Мы в первый раз остались с глазу на глаз с учителем. Все молчали. Наш немец что-то крепко призадумался, но это был один момент. Он вдруг встрепенулся и по заведенному порядку начал вызывать учениц одну за другой.
Ратманова, пользуясь отсутствием классной дамы, встала со своего места и, прижав к лицу платок, будто у нее идет кровь носом, также вышла из класса.
Мы поняли, что она отправилась на "разведки".
Нам тоже не сиделось. То и дело мы оборачивались по сторонам. Одна показывала другой на свою голову и вертела над нею рукой, выражая этим, что она у нее идет кругом от всего происшедшего. Другая била себя в грудь и закатывала глаза, — это означало, что у нее разрывается сердце оттого, что приходится так долго молчать.
Но вот раздался долгожданный звонок. Без классной дамы спустились мы в столовую. Когда мы шли парами, Ратманова незаметно присоединилась к нам. За столом она загадочно улыбалась. Подруги подталкивали ее соседок, умоляя их выспросить у нее все, что она успела узнать.
— Удалось ли что-нибудь? — спрашивали ее со всех сторон.
— Неудачи бывают только у идиоток да трусих, — отвечала Маша, гордо подняв голову.
Больше во время обеда мы ничего не смогли вытянуть из нее и страдали от неудовлетворенного любопытства.
Когда мы возвратились из столовой в класс, Тюфяева, на наше счастье, ушла к себе в комнату заливать горе кофеем. Сбившись в кучу, мы кричали, перебивая друг друга:
— Это какой-то ужасающий злец!
— Просто невежа!
— Не конфузится сознаться, что у него нет денег даже на шляпу!
— Неправда! — смело выскочила Ивановская. — Ушинский — человек неземной красоты.

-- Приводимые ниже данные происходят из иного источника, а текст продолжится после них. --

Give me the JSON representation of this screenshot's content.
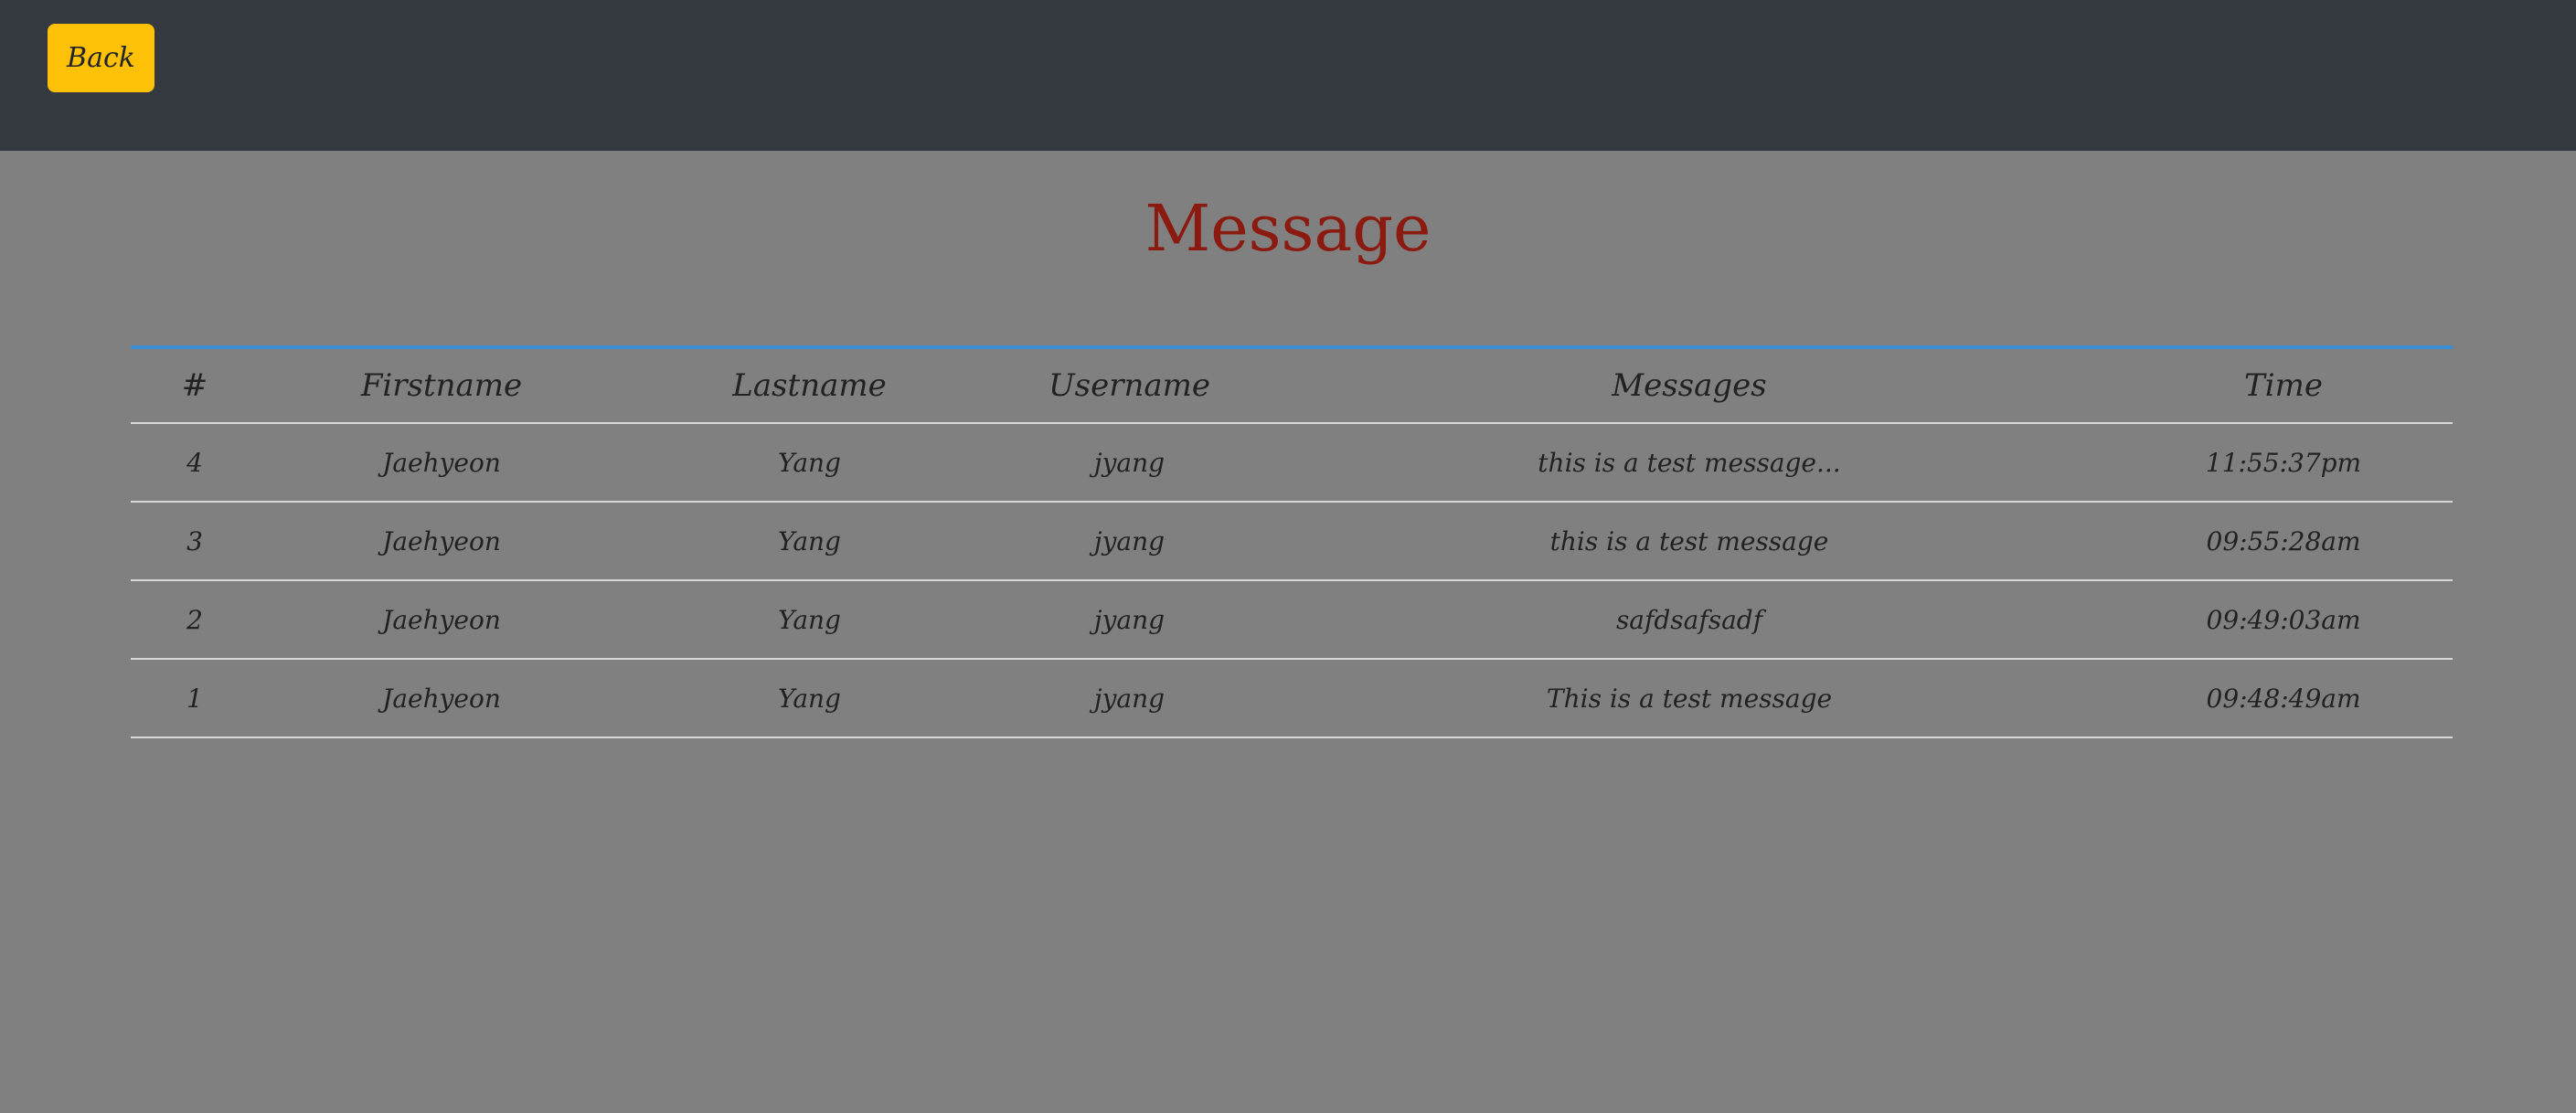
{
  "header": {
    "back_label": "Back"
  },
  "page": {
    "title": "Message"
  },
  "table": {
    "columns": [
      "#",
      "Firstname",
      "Lastname",
      "Username",
      "Messages",
      "Time"
    ],
    "rows": [
      {
        "num": "4",
        "firstname": "Jaehyeon",
        "lastname": "Yang",
        "username": "jyang",
        "message": "this is a test message...",
        "time": "11:55:37pm"
      },
      {
        "num": "3",
        "firstname": "Jaehyeon",
        "lastname": "Yang",
        "username": "jyang",
        "message": "this is a test message",
        "time": "09:55:28am"
      },
      {
        "num": "2",
        "firstname": "Jaehyeon",
        "lastname": "Yang",
        "username": "jyang",
        "message": "safdsafsadf",
        "time": "09:49:03am"
      },
      {
        "num": "1",
        "firstname": "Jaehyeon",
        "lastname": "Yang",
        "username": "jyang",
        "message": "This is a test message",
        "time": "09:48:49am"
      }
    ]
  },
  "colors": {
    "topbar": "#343a40",
    "background": "#808080",
    "back_button": "#ffc107",
    "title": "#8b1a10",
    "table_accent": "#3a8fd6"
  }
}
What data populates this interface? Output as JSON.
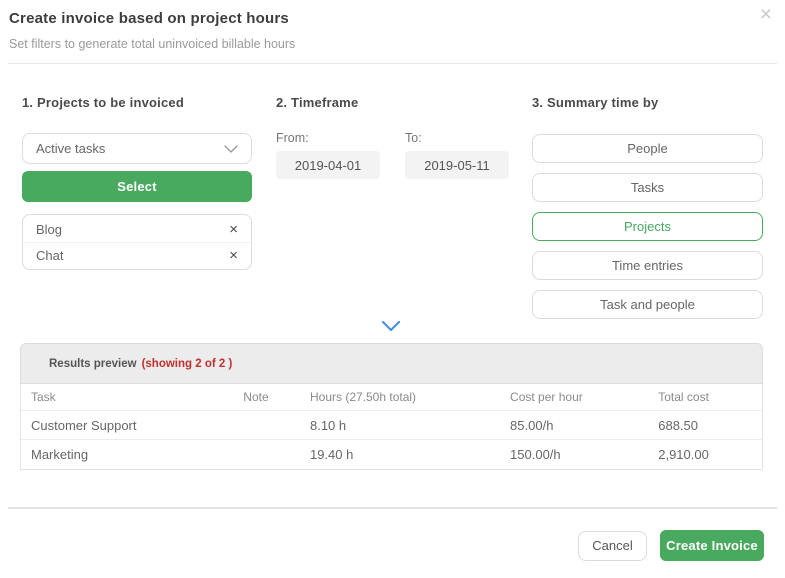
{
  "modal": {
    "title": "Create invoice based on project hours",
    "subtitle": "Set filters to generate total uninvoiced billable hours",
    "close_icon": "×"
  },
  "sections": {
    "projects": {
      "heading": "1. Projects to be invoiced",
      "filter_dropdown": {
        "value": "Active tasks"
      },
      "select_button": "Select",
      "remove_icon": "×",
      "selected_items": [
        {
          "label": "Blog"
        },
        {
          "label": "Chat"
        }
      ]
    },
    "timeframe": {
      "heading": "2. Timeframe",
      "from_label": "From:",
      "from_value": "2019-04-01",
      "to_label": "To:",
      "to_value": "2019-05-11"
    },
    "summary": {
      "heading": "3. Summary time by",
      "options": [
        {
          "label": "People",
          "selected": false
        },
        {
          "label": "Tasks",
          "selected": false
        },
        {
          "label": "Projects",
          "selected": true
        },
        {
          "label": "Time entries",
          "selected": false
        },
        {
          "label": "Task and people",
          "selected": false
        }
      ]
    }
  },
  "results": {
    "header_label": "Results preview",
    "header_badge": "(showing 2 of 2 )",
    "columns": [
      "Task",
      "Note",
      "Hours (27.50h total)",
      "Cost per hour",
      "Total cost"
    ],
    "rows": [
      {
        "task": "Customer Support",
        "note": "",
        "hours": "8.10 h",
        "cost_per_hour": "85.00/h",
        "total_cost": "688.50"
      },
      {
        "task": "Marketing",
        "note": "",
        "hours": "19.40 h",
        "cost_per_hour": "150.00/h",
        "total_cost": "2,910.00"
      }
    ]
  },
  "footer": {
    "cancel_label": "Cancel",
    "create_label": "Create Invoice"
  },
  "colors": {
    "accent_green": "#48a95f",
    "alert_red": "#c2302e",
    "chevron_blue": "#4a90e2"
  }
}
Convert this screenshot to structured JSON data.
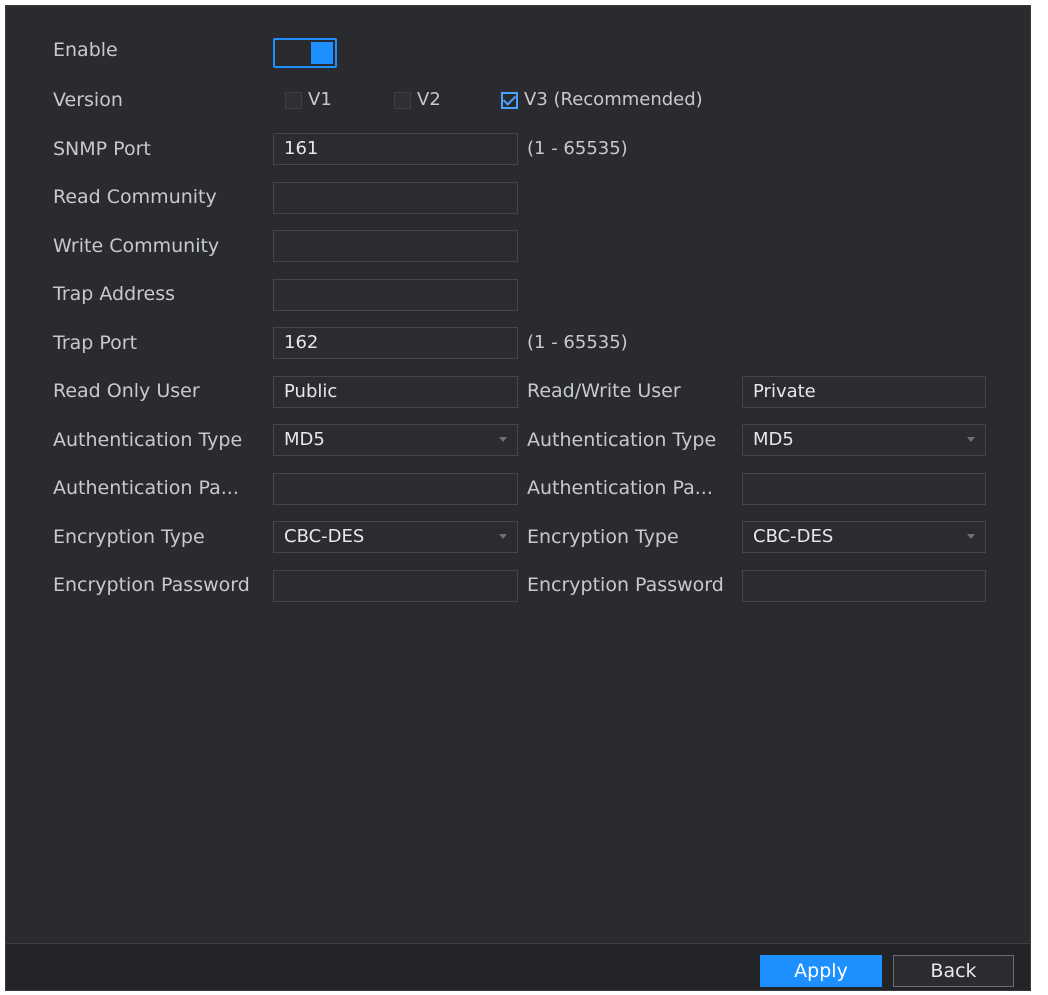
{
  "form": {
    "enable": {
      "label": "Enable",
      "value": true
    },
    "version": {
      "label": "Version",
      "options": [
        {
          "label": "V1",
          "checked": false
        },
        {
          "label": "V2",
          "checked": false
        },
        {
          "label": "V3 (Recommended)",
          "checked": true
        }
      ]
    },
    "snmp_port": {
      "label": "SNMP Port",
      "value": "161",
      "range": "(1 - 65535)"
    },
    "read_community": {
      "label": "Read Community",
      "value": ""
    },
    "write_community": {
      "label": "Write Community",
      "value": ""
    },
    "trap_address": {
      "label": "Trap Address",
      "value": ""
    },
    "trap_port": {
      "label": "Trap Port",
      "value": "162",
      "range": "(1 - 65535)"
    },
    "read_only": {
      "user_label": "Read Only User",
      "user_value": "Public",
      "auth_type_label": "Authentication Type",
      "auth_type_value": "MD5",
      "auth_password_label": "Authentication Pa...",
      "auth_password_value": "",
      "enc_type_label": "Encryption Type",
      "enc_type_value": "CBC-DES",
      "enc_password_label": "Encryption Password",
      "enc_password_value": ""
    },
    "read_write": {
      "user_label": "Read/Write User",
      "user_value": "Private",
      "auth_type_label": "Authentication Type",
      "auth_type_value": "MD5",
      "auth_password_label": "Authentication Pa...",
      "auth_password_value": "",
      "enc_type_label": "Encryption Type",
      "enc_type_value": "CBC-DES",
      "enc_password_label": "Encryption Password",
      "enc_password_value": ""
    }
  },
  "footer": {
    "apply_label": "Apply",
    "back_label": "Back"
  },
  "colors": {
    "background": "#2a2b2f",
    "accent": "#1e8fff",
    "text": "#c7c9cd"
  },
  "icons": {
    "select_arrow": "chevron-down-icon",
    "checkbox_check": "check-icon"
  }
}
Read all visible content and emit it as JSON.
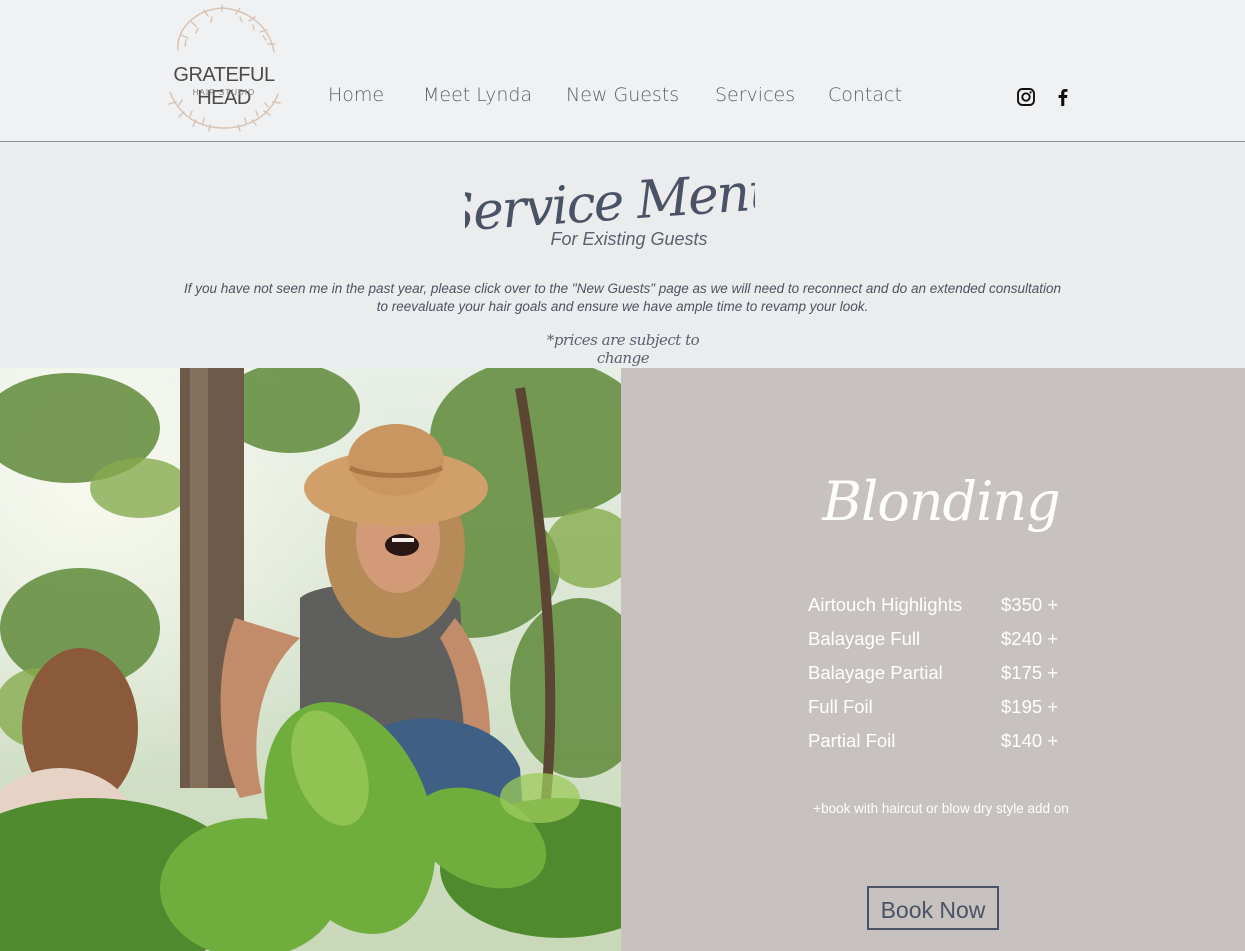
{
  "logo": {
    "name": "GRATEFUL HEAD",
    "sub": "HAIR STUDIO"
  },
  "nav": {
    "items": [
      "Home",
      "Meet Lynda",
      "New Guests",
      "Services",
      "Contact"
    ]
  },
  "social": {
    "icons": [
      "instagram-icon",
      "facebook-icon"
    ]
  },
  "hero": {
    "title": "Service Menu",
    "subtitle": "For Existing Guests",
    "note_line1": "If you have not seen me in the past year, please click over to the \"New Guests\" page as we will need to reconnect and do an extended consultation",
    "note_line2": "to reevaluate your hair goals and ensure we have ample time to revamp your look.",
    "prices_note": "*prices are subject to change"
  },
  "section": {
    "title": "Blonding",
    "services": [
      {
        "name": "Airtouch Highlights",
        "price": "$350 +"
      },
      {
        "name": "Balayage  Full",
        "price": "$240 +"
      },
      {
        "name": "Balayage Partial",
        "price": "$175 +"
      },
      {
        "name": "Full Foil",
        "price": "$195 +"
      },
      {
        "name": "Partial Foil",
        "price": "$140 +"
      }
    ],
    "addon": "+book with haircut or blow dry style add on",
    "book_label": "Book Now"
  },
  "colors": {
    "accent": "#4a5266",
    "panel": "#c7c2bf",
    "header": "#f0f1f2",
    "page": "#ebecee"
  }
}
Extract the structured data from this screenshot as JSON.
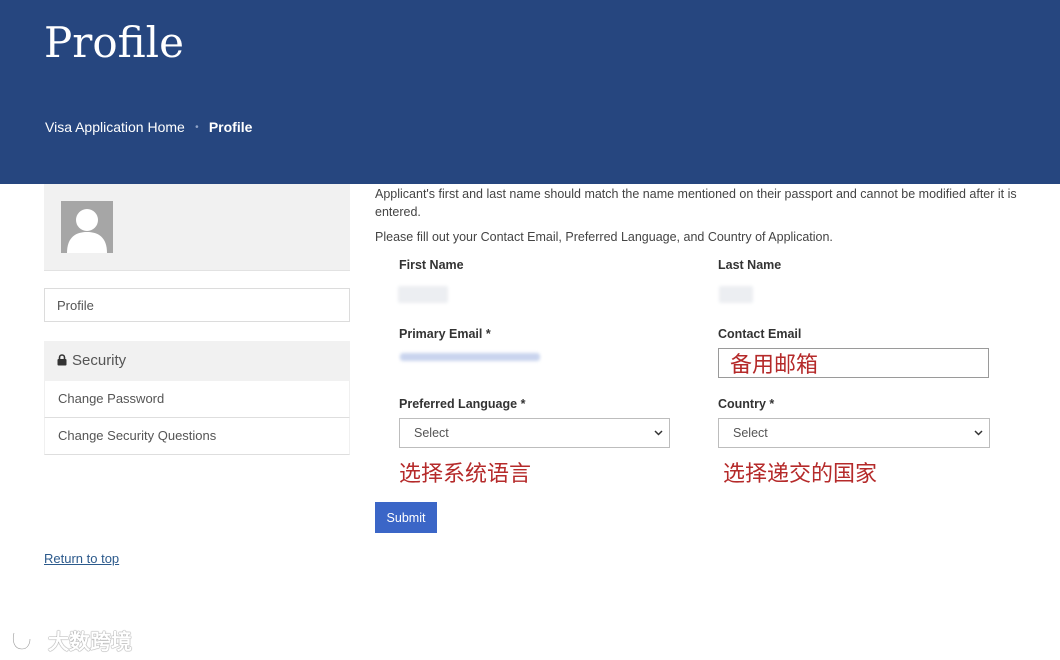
{
  "header": {
    "title": "Profile",
    "breadcrumb": {
      "home": "Visa Application Home",
      "current": "Profile"
    }
  },
  "sidebar": {
    "profile_link": "Profile",
    "security": {
      "heading": "Security",
      "items": [
        "Change Password",
        "Change Security Questions"
      ]
    }
  },
  "main": {
    "intro": "Applicant's first and last name should match the name mentioned on their passport and cannot be modified after it is entered.",
    "instructions": "Please fill out your Contact Email, Preferred Language, and Country of Application.",
    "fields": {
      "first_name_label": "First Name",
      "last_name_label": "Last Name",
      "primary_email_label": "Primary Email *",
      "contact_email_label": "Contact Email",
      "preferred_language_label": "Preferred Language *",
      "country_label": "Country *",
      "language_select_value": "Select",
      "country_select_value": "Select"
    },
    "submit_label": "Submit",
    "annotations": {
      "contact_email": "备用邮箱",
      "language": "选择系统语言",
      "country": "选择递交的国家"
    }
  },
  "footer": {
    "return_to_top": "Return to top"
  },
  "watermark": "大数跨境"
}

— Не ты ли облила его шляпу духами?
— Я, — созналась Ивановская. — Я не могла этого не сделать… Спускаюсь утром в нижний коридор и вдруг вижу: входит… Меня точно стрела пронзила. Я так была поражена его красотой. Дала ему пройти и сейчас же бросилась к вешалкам, облила его шляпу духами, вылила духи в карманы его пальто, — одним словом, весь флакончик опорожнила, благо он у меня с собой был в переднике.
Никто не одобрил поступка Ивановской: институтки нашли, что Ушинский не стоит такого внимания.
Мы судили и рядили о нем без конца, но никто из нас не мог сообразить, почему он так обозлился за то, что его вещи облили духами. Нашим учителям обыкновенно это нравилось: при встрече после этого они улыбались нам лишний раз. Кроме того, нас возмущало, что он не по-рыцарски относился к дамам. Даже то, как он разговаривал с ненавистной нам Тюфяевой, не понравилось нам. Ведь хотя она и классная дама и гнусное существо, но все же — дама, рассуждали мы.
— Он, наверное, прогонит нашего немца! — кричали некоторые.
— Ого, руки-то коротки! Не сегодня-завтра Леонтьева его самого вытурит отсюда.
— Много вы понимаете! — вдруг вмешалась Ратманова, и все моментально стихли. — Он сам может вышвырнуть с дюжину таких начальниц, как наша. Ушинский — это такая силища!.. Такая… Это просто что-то невероятное!
— Какая там силища! Наглый человек — вот и все тут, — возражали некоторые.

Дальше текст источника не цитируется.